To revise the dissertation for publication, I plan to elaborate and expand the text in four areas. I propose to add a chapter providing an in depth context for Hutchinson’s artistic production from 1936-1940 by looking at her association with the American Artists Congress. In doing so, I will give the reader a different perspective on historical events which offers an alternative to avant-garde ideology, and emphasizes the politics of race rather than the politics of communism.
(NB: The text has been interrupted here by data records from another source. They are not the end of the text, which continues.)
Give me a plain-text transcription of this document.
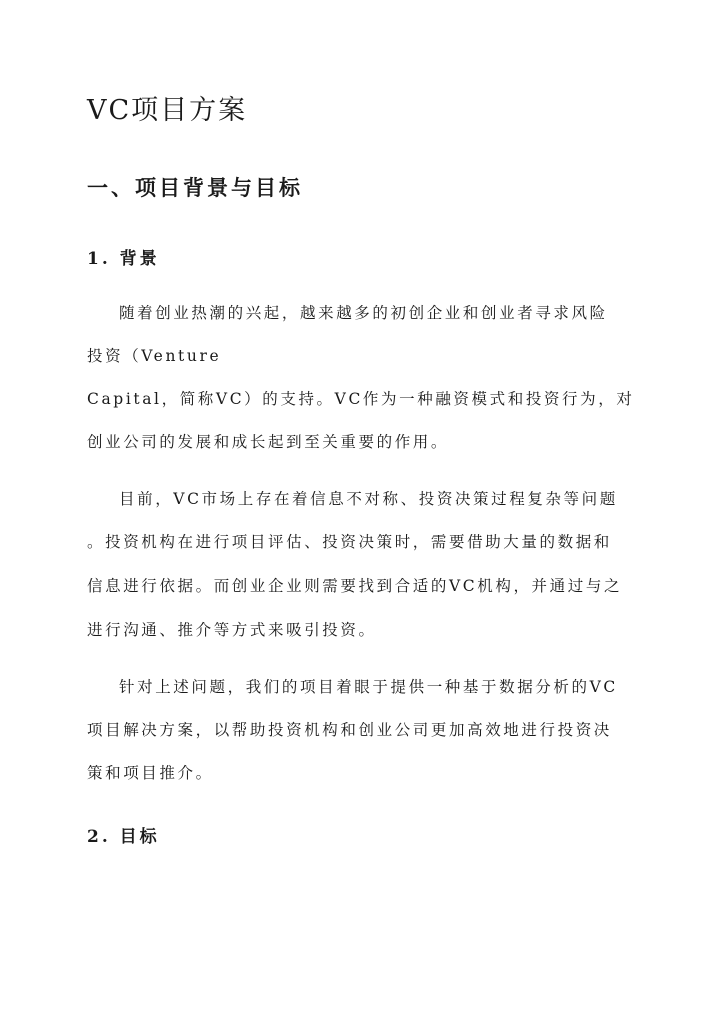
VC项目方案
一、项目背景与目标
1. 背景

随着创业热潮的兴起，越来越多的初创企业和创业者寻求风险

投资（Venture

Capital，简称VC）的支持。VC作为一种融资模式和投资行为，对

创业公司的发展和成长起到至关重要的作用。

目前，VC市场上存在着信息不对称、投资决策过程复杂等问题

。投资机构在进行项目评估、投资决策时，需要借助大量的数据和

信息进行依据。而创业企业则需要找到合适的VC机构，并通过与之

进行沟通、推介等方式来吸引投资。

针对上述问题，我们的项目着眼于提供一种基于数据分析的VC

项目解决方案，以帮助投资机构和创业公司更加高效地进行投资决

策和项目推介。

2. 目标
This chapter will provide significant insight into Hutchinson’s choices after she returned to Atlanta in 1945, and ties into my second additional chapter which will focus on her engagement with race in Atlanta from 1945-1950 as well as her break with the official arts establishment centered on the High Museum of Art.
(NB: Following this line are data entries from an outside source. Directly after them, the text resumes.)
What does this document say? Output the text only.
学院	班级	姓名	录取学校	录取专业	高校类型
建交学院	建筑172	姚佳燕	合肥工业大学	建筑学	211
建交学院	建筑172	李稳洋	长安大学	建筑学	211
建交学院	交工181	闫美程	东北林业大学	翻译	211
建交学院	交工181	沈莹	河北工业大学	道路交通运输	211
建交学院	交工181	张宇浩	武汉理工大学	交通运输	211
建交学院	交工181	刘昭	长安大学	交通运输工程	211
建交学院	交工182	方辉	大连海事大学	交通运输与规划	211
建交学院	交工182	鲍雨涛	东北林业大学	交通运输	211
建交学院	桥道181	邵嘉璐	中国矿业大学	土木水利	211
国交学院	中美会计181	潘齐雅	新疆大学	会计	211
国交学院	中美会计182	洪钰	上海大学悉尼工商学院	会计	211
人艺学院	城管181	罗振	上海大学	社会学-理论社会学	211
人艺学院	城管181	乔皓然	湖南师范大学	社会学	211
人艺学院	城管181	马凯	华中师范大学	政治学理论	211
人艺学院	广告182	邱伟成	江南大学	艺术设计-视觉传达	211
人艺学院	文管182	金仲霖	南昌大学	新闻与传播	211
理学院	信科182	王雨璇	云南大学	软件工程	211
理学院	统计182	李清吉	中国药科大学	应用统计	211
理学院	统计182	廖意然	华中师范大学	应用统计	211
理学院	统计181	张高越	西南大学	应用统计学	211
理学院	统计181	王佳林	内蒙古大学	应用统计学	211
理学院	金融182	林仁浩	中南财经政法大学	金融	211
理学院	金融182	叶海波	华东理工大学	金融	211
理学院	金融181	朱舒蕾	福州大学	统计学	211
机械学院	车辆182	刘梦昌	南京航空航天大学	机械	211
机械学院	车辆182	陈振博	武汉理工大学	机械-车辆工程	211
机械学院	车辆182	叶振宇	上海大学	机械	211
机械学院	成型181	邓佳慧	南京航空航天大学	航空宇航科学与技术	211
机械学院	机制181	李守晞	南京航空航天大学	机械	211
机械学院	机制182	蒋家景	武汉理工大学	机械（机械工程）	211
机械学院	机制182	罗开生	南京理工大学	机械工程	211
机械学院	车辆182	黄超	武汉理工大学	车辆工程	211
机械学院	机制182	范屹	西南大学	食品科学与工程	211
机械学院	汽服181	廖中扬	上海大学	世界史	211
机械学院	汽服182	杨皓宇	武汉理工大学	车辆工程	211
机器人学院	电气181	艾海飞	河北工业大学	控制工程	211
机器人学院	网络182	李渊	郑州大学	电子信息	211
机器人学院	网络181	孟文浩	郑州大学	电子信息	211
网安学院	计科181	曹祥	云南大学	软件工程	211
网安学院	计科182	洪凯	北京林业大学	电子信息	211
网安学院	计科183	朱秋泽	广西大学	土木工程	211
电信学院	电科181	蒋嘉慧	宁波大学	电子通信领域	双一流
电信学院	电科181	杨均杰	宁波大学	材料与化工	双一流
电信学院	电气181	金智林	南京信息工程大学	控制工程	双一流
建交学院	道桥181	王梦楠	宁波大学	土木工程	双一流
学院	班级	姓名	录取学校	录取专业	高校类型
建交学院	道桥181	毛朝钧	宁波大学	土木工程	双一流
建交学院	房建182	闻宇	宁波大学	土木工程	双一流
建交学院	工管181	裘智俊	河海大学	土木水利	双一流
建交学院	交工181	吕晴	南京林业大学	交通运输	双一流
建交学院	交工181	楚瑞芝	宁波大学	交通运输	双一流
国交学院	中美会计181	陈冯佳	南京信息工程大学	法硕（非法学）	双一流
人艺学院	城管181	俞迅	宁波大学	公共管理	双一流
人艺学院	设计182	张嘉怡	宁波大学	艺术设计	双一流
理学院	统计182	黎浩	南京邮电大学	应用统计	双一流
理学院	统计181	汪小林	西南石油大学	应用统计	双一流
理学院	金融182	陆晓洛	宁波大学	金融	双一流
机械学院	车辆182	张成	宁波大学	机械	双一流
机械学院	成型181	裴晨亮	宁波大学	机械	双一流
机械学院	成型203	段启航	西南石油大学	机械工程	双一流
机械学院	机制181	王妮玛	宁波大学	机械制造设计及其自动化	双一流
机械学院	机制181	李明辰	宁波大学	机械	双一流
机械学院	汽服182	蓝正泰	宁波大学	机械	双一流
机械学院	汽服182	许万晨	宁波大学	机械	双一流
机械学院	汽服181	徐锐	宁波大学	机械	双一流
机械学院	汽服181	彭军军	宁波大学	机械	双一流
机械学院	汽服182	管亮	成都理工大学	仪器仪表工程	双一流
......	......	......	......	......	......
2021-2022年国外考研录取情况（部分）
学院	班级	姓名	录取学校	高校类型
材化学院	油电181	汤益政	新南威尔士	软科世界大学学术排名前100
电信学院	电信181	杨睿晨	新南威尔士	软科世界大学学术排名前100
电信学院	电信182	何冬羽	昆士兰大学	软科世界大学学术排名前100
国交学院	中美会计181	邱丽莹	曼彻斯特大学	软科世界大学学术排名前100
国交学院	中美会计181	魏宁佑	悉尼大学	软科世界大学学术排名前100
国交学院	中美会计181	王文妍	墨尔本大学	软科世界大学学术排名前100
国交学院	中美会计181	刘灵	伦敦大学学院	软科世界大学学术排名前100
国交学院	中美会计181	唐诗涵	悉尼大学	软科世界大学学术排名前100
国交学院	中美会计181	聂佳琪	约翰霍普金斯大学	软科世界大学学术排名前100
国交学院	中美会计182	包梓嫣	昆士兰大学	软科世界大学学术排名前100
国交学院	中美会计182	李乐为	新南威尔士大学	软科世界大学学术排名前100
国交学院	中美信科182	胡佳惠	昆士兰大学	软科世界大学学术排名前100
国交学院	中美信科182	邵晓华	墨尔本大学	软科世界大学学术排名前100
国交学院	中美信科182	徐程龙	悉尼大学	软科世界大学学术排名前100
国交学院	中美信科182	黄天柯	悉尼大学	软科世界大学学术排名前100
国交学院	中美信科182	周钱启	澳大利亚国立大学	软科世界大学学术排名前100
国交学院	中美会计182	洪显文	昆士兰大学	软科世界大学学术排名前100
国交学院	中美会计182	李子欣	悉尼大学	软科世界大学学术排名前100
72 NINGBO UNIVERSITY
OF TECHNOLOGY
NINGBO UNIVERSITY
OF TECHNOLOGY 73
To enhance my argument around Hutchinson’s unintelligible recovery through the available frameworks of history, I will add a chapter on the historiography of the recovery of selected contemporaries. Preliminarily, I am considering: Paul Cadmus and Isabel Bishop who participated in the Midtown Galleries with Hutchinson; Alice Neel; Romaine Brooks; Augusta Savage; and Lamar Dodd. Finally, I plan to expand and elaborate on Hutchinson’s unintelligible recovery through the interpretation by the New York State Museum of her representations of Theodore Upshure as associated with the Harlem Renaissance, and the recent marketing on eBay of a student drawing categorized as “of gay male interest.” In addition, I will critique her potential recovery as a “feminist artist” or a “lesbian artist.”
2) Develop digital archiving site, The Artworks of Mary E. Hutchinson, into a permanent dynamic and sustainable digital archive and research tool
The Artworks of Mary E. Hutchinson is a digital archiving “work in progress” which uses the omeka platform. I initially planned and developed the site as an Emory Woodruff Library Graduate fellow working with the newly formed Digital Information Scholarship Commons (DISC). The site brings scholarly attention to the life and work of Mary E. Hutchinson and makes her artwork accessible for the first time. The site documents her work and will also offer contexts and interpretations through the exhibit features of omeka.
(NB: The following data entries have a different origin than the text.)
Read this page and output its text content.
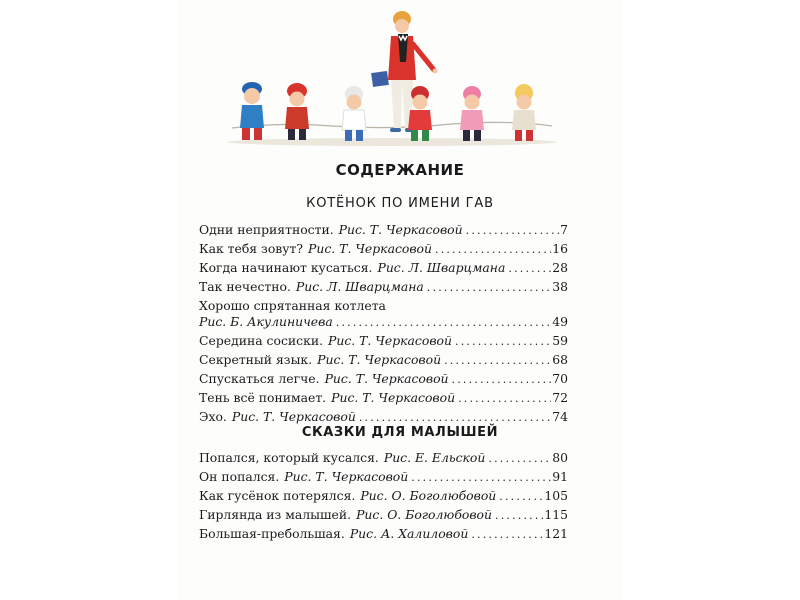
СОДЕРЖАНИЕ
КОТЁНОК ПО ИМЕНИ ГАВ
Одни неприятности. Рис. Т. Черкасовой .....	7
Как тебя зовут? Рис. Т. Черкасовой .....	16
Когда начинают кусаться. Рис. Л. Шварцмана .....	28
Так нечестно. Рис. Л. Шварцмана .....	38
Хорошо спрятанная котлета
Рис. Б. Акулиничева .....	49
Середина сосиски. Рис. Т. Черкасовой .....	59
Секретный язык. Рис. Т. Черкасовой .....	68
Спускаться легче. Рис. Т. Черкасовой .....	70
Тень всё понимает. Рис. Т. Черкасовой .....	72
Эхо. Рис. Т. Черкасовой .....	74
СКАЗКИ ДЛЯ МАЛЫШЕЙ
Попался, который кусался. Рис. Е. Ельской .....	80
Он попался. Рис. Т. Черкасовой .....	91
Как гусёнок потерялся. Рис. О. Боголюбовой .....	105
Гирлянда из малышей. Рис. О. Боголюбовой .....	115
Большая-пребольшая. Рис. А. Халиловой .....	121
I launched the site publicly November 30, 2011. As indicated by the Google Analytics image below, in the past year 137 individuals have visited the site and an extraordinary 45 percent of site traffic has been from returning visitors indicating sustained interest and dynamic potential. Another notable trend indicated by the site analytics reflects increasing awareness of Hutchinson and her work. Since the publication of my article in Feminist Studies, “Mary E. Hutchinson, Intelligibility, and the Historical Limits of Agency,” which was distributed in October 2012, search traffic on the site has increased substantially. Prior to this publication, very few people knew Hutchinson existed and most traffic came from referrals from my blog jaeturner.com which I launched at the same time.
Working in tandem, my blog and the digital archive, have also netted exciting search traffic from individuals who own Hutchinson’s work and wanted information on the artist. Through my blog I have located approximately forty works of art over the past year which would remain inaccessible if not for digital scholarship.
The development of The Artworks of Mary E. Hutchinson into a sustainable and effective digital archive and research tool will require two types of work. One is the continued scholarly development of the site content and blogging about it. The other is the migration of the site from the template based omeka.net platform to the more flexible and dynamic omeka.org platform.
 Anne M. Wagner, Three Artists (Three Women): Modernism and the Art of Hesse, Krasner, and O’Keeffe (Berkeley: University of California Press, 1996), 10.